Huang on Sunday also announced agreements with two PC makers, Asus and MSI, that will launch machines using Nvidia’s GeForce RTX graphics processing units to support a range of AI tasks, from digital assistants to video editing and coding.

“Your future laptop will be constantly helping you in the background,” Huang said. “The PC will run apps that are augmented by AI, from writing, photo editing, to digital humans that are AI,” Huang said.

Nvidia did not clarify when the Asus and MSI laptops would go on sale.

Many PC makers and component providers are expected to use the Computex event to make announcements to position themselves as beneficiaries of the expected “AI PC” wave.

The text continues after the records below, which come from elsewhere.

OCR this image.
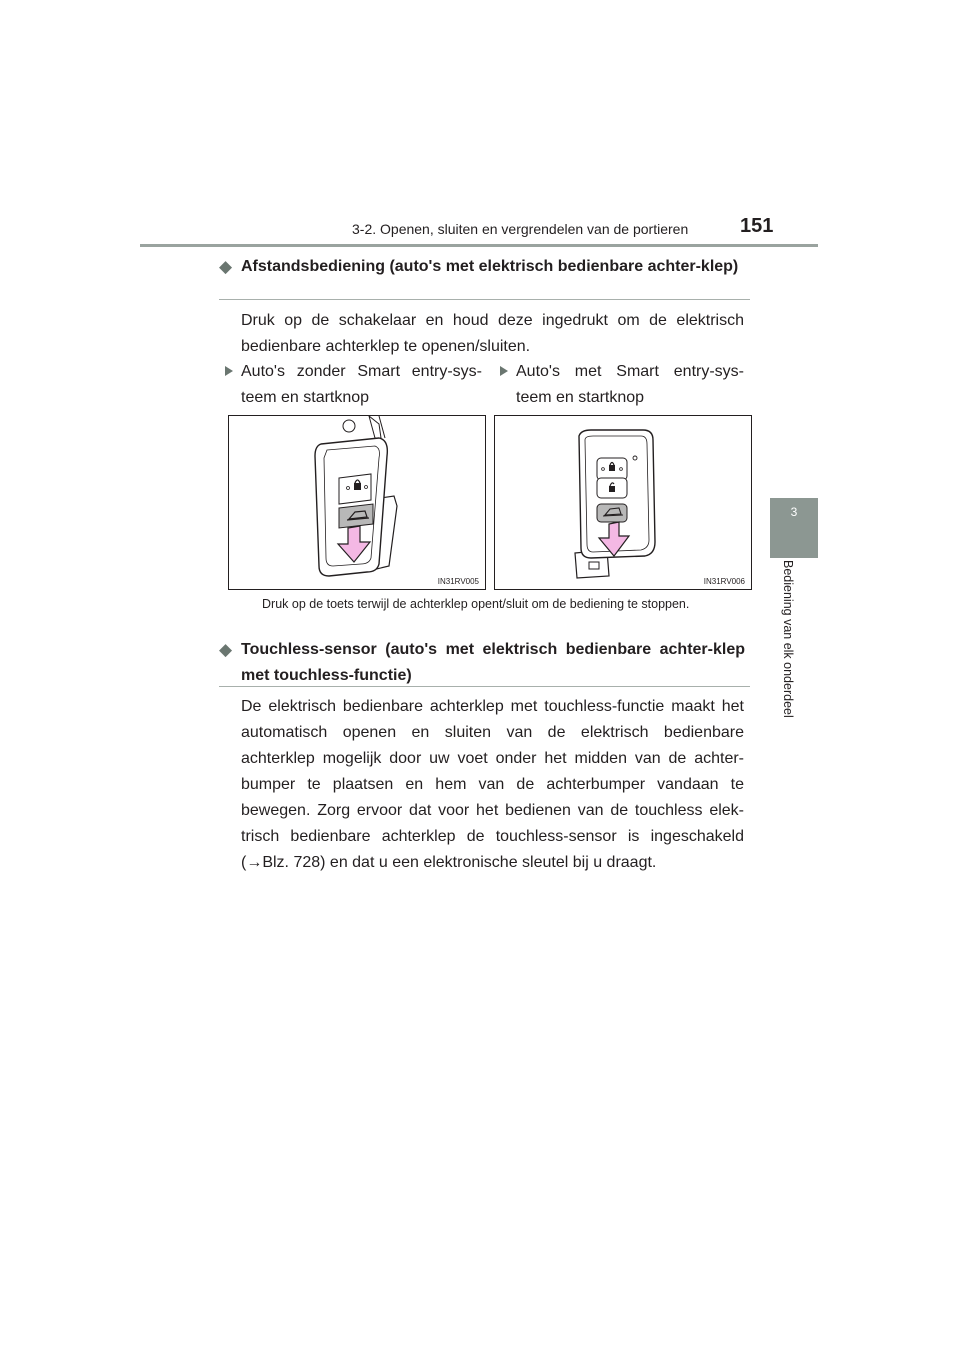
3-2. Openen, sluiten en vergrendelen van de portieren	151
3
Bediening van elk onderdeel
◆ Afstandsbediening (auto's met elektrisch bedienbare achter-klep)
Druk op de schakelaar en houd deze ingedrukt om de elektrisch bedienbare achterklep te openen/sluiten.
Auto's zonder Smart entry-sys-teem en startknop
Auto's met Smart entry-sys-teem en startknop
IN31RV005	IN31RV006
Druk op de toets terwijl de achterklep opent/sluit om de bediening te stoppen.
◆ Touchless-sensor (auto's met elektrisch bedienbare achter-klep met touchless-functie)
De elektrisch bedienbare achterklep met touchless-functie maakt het automatisch openen en sluiten van de elektrisch bedienbare achterklep mogelijk door uw voet onder het midden van de achter-bumper te plaatsen en hem van de achterbumper vandaan te bewegen. Zorg ervoor dat voor het bedienen van de touchless elek-trisch bedienbare achterklep de touchless-sensor is ingeschakeld (→Blz. 728) en dat u een elektronische sleutel bij u draagt.
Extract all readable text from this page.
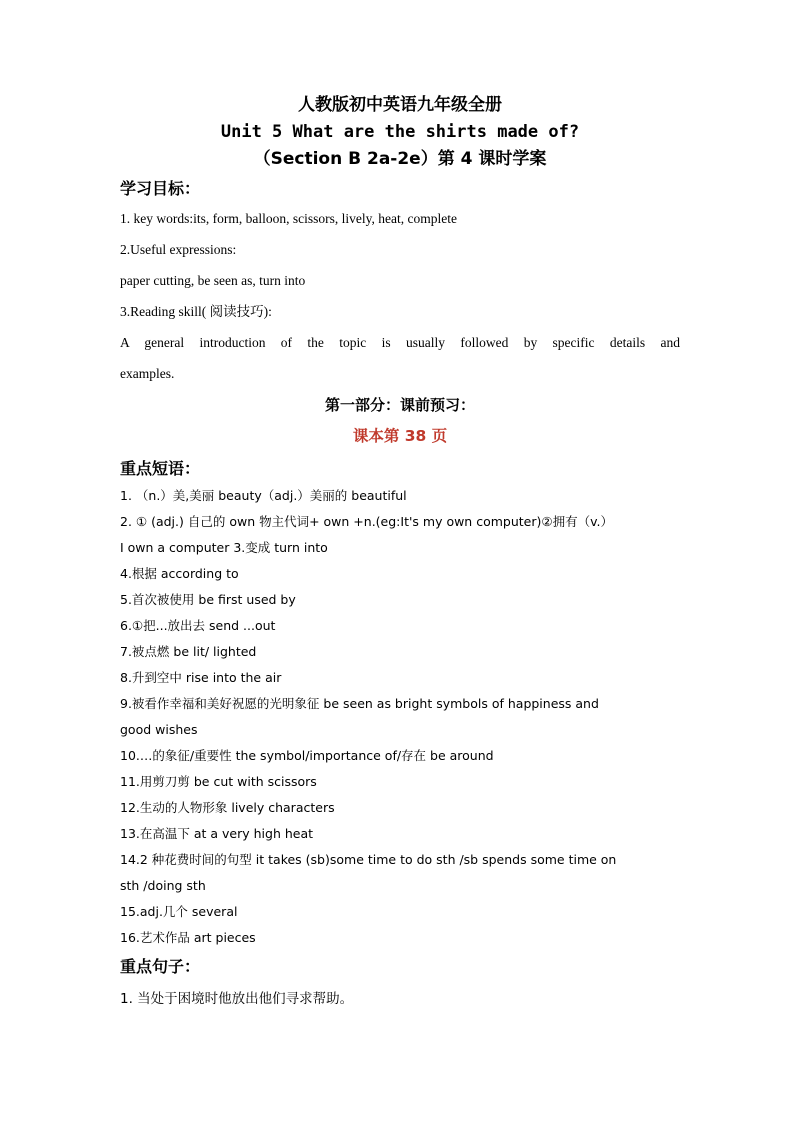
人教版初中英语九年级全册

Unit 5 What are the shirts made of?

（Section B 2a-2e）第 4 课时学案

学习目标：

1. key words:its, form, balloon, scissors, lively, heat, complete

2.Useful expressions:

paper cutting, be seen as, turn into

3.Reading skill( 阅读技巧):

A general introduction of the topic is usually followed by specific details and

examples.

第一部分：课前预习：

课本第 38 页

重点短语：

1. （n.）美,美丽 beauty（adj.）美丽的 beautiful

2. ① (adj.) 自己的 own 物主代词+ own +n.(eg:It's my own computer)②拥有（v.）

I own a computer 3.变成 turn into

4.根据 according to

5.首次被使用 be first used by

6.①把...放出去 send ...out

7.被点燃 be lit/ lighted

8.升到空中 rise into the air

9.被看作幸福和美好祝愿的光明象征 be seen as bright symbols of happiness and

good wishes

10.…的象征/重要性 the symbol/importance of/存在 be around

11.用剪刀剪 be cut with scissors

12.生动的人物形象 lively characters

13.在高温下 at a very high heat

14.2 种花费时间的句型 it takes (sb)some time to do sth /sb spends some time on

sth /doing sth

15.adj.几个 several

16.艺术作品 art pieces

重点句子：

1. 当处于困境时他放出他们寻求帮助。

Microsoft recently unveiled a range of AI-enhanced PCs and tablets equipped with its Copilot assistant tool, powered by Qualcomm’s chips, which will begin launching later this month. Microsoft has said it hopes to incorporate Nvidia chips and AMD’s Radeon graphics chips into its PCs in the future.

PC sales have declined since the pandemic, but analysts expect demand to rebound when companies choose embedded AI PCs with powerful chips to run AI applications rather than relying solely on the cloud.

“AI PCs will bring the most exciting innovation to the PC industry in the last two to three decades, since the creation of the World Wide Web in the late 1980s,” Morgan Stanley analysts wrote in a note last month.

Running AI applications on the device would be cheaper and more flexible than in the cloud and would also have benefits for data privacy, he said. Morgan Stanley predicts that AI PCs will make up about 65 percent of PC shipments by 2028, up from 2 percent this year.